Agriculture is important in countless ways. In the broadest sense, California's agricultural industry feeds the world and provides many jobs. But on a smaller level, farming can change one life at a time, whether it’s educating a child or giving purpose to a veteran. That’s what Randy Ryan discovered since he retired from military service with the U.S. Army’s XVIII Airborne Corps.
“I volunteered to help some kids grow some food. They said, ‘Man, you’re really good with these kids.’ That started me on the path to teaching kids in the Southern
California area about growing food,” Ryan said.
Ryan, who grew up on a farm in Tennessee, began working with Teaching Gardens, a program funded by the American Heart Association that fights childhood obesity by teaching kids how to plant seeds, nurture growing plants, harvest produce and understand the value of good eating habits.
“I used to go into classrooms and say, ‘Let’s try some broccoli. Let’s try some kale.’ They were like, 'Ew,’” Ryan recalled. “But if they grow it, they are going to desire it. And if they desire it, they are going to buy it locally.”
While working with Teaching Gardens, Ryan also connected with the Farmer Veteran Coalition. The non-profit organization’s mission is to “cultivate a new generation of farmers and food leaders and develop viable employment and meaningful careers through the collaboration of the farming and military communities.” The Coalition believes “agriculture offers veterans purpose, opportunity, and physical and psychological benefits.”
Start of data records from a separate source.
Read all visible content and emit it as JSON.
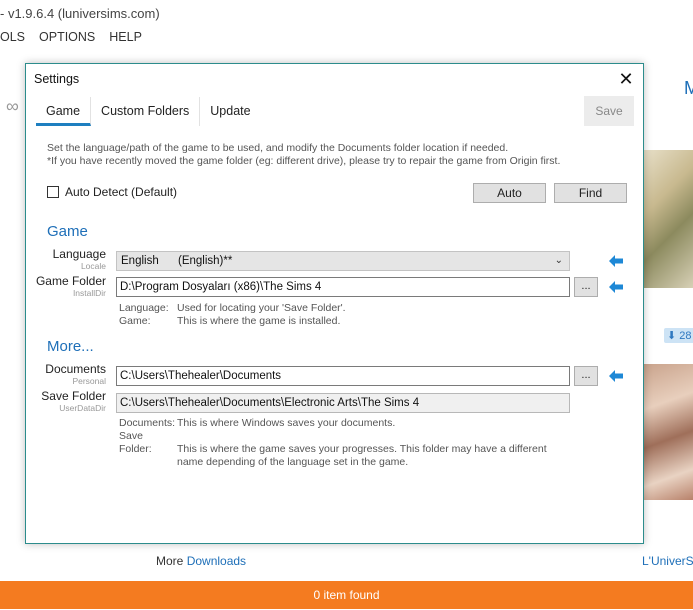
{
  "app": {
    "title": "- v1.9.6.4  (luniversims.com)",
    "menu": [
      "OLS",
      "OPTIONS",
      "HELP"
    ],
    "infinity_glyph": "∞",
    "right_letter": "M",
    "download_badge": "⬇ 28",
    "more_prefix": "More",
    "more_link": "Downloads",
    "universims_link": "L'UniverSim",
    "status": "0 item found",
    "accent_color": "#f47b20"
  },
  "dialog": {
    "title": "Settings",
    "close_glyph": "✕",
    "tabs": [
      "Game",
      "Custom Folders",
      "Update"
    ],
    "active_tab": "Game",
    "save_label": "Save",
    "intro_line1": "Set the language/path of the game to be used, and modify the Documents folder location if needed.",
    "intro_line2": "*If you have recently moved the game folder (eg: different drive), please try to repair the game from Origin first.",
    "autodetect_label": "Auto Detect (Default)",
    "autodetect_checked": false,
    "auto_button": "Auto",
    "find_button": "Find",
    "game_section": "Game",
    "language_label": "Language",
    "language_sublabel": "Locale",
    "language_value_a": "English",
    "language_value_b": "(English)**",
    "game_folder_label": "Game Folder",
    "game_folder_sublabel": "InstallDir",
    "game_folder_value": "D:\\Program Dosyaları (x86)\\The Sims 4",
    "browse_label": "...",
    "help1_key1": "Language:",
    "help1_val1": "Used for locating your 'Save Folder'.",
    "help1_key2": "Game:",
    "help1_val2": "This is where the game is installed.",
    "more_section": "More...",
    "documents_label": "Documents",
    "documents_sublabel": "Personal",
    "documents_value": "C:\\Users\\Thehealer\\Documents",
    "save_folder_label": "Save Folder",
    "save_folder_sublabel": "UserDataDir",
    "save_folder_value": "C:\\Users\\Thehealer\\Documents\\Electronic Arts\\The Sims 4",
    "help2_key1": "Documents:",
    "help2_val1": "This is where Windows saves your documents.",
    "help2_key2": "Save Folder:",
    "help2_val2": "This is where the game saves your progresses. This folder may have a different",
    "help2_val3": "name depending of the language set in the game.",
    "arrow_color": "#1e88d6"
  }
}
Now, Ryan has become the manager of a new California initiative with the Farmer Veteran Coalition. “We’re going to focus on the state of California and get more veterans involved” Ryan said. The Coalition aims to reach more veterans with information on how to get involved and to encourage more farmers to provide internships to veterans.
Ryan recognizes it can be hard to ask a farmer to train a veteran because they do not necessarily have the time or resources. That’s why Ryan is focused on getting fellowships and grants. Already, many partners have come aboard, including Newman’s Own and the Bob Woodruff Foundation.
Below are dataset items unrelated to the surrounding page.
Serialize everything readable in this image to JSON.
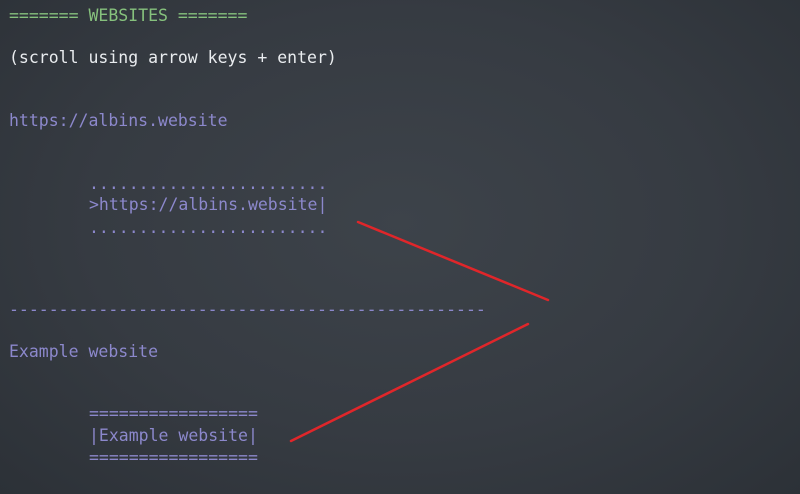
{
  "header": {
    "title": "======= WEBSITES ======="
  },
  "hint": "(scroll using arrow keys + enter)",
  "items": [
    {
      "url": "https://albins.website",
      "box_top": "........................",
      "box_middle": ">https://albins.website|",
      "box_bottom": "........................"
    },
    {
      "url": "Example website",
      "box_top": "=================",
      "box_middle": "|Example website|",
      "box_bottom": "================="
    }
  ],
  "separator": "------------------------------------------------",
  "colors": {
    "background": "#373c43",
    "header": "#86c17d",
    "text": "#e9ecef",
    "link": "#8c88cc",
    "annotation": "#e0262a"
  }
}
“There are also a lot of opportunities in the industry other than starting your own farm,” Ryan pointed out. He encourages veterans to consider opportunities in farm management, vineyard management and food safety, among other jobs. “The skills from being a veteran and those from being in the food and agriculture industry—they are so similar to me,” he said.
Ultimately, Farmer Veteran Coalition aims to give returning veterans a purpose after serving their country in the military. “Veterans come home with a feeling of needing to serve,” Ryan said. “Veterans want to serve. There is nothing that gives you purpose like serving. And I cannot think of a better way for veterans to serve than to grow food.”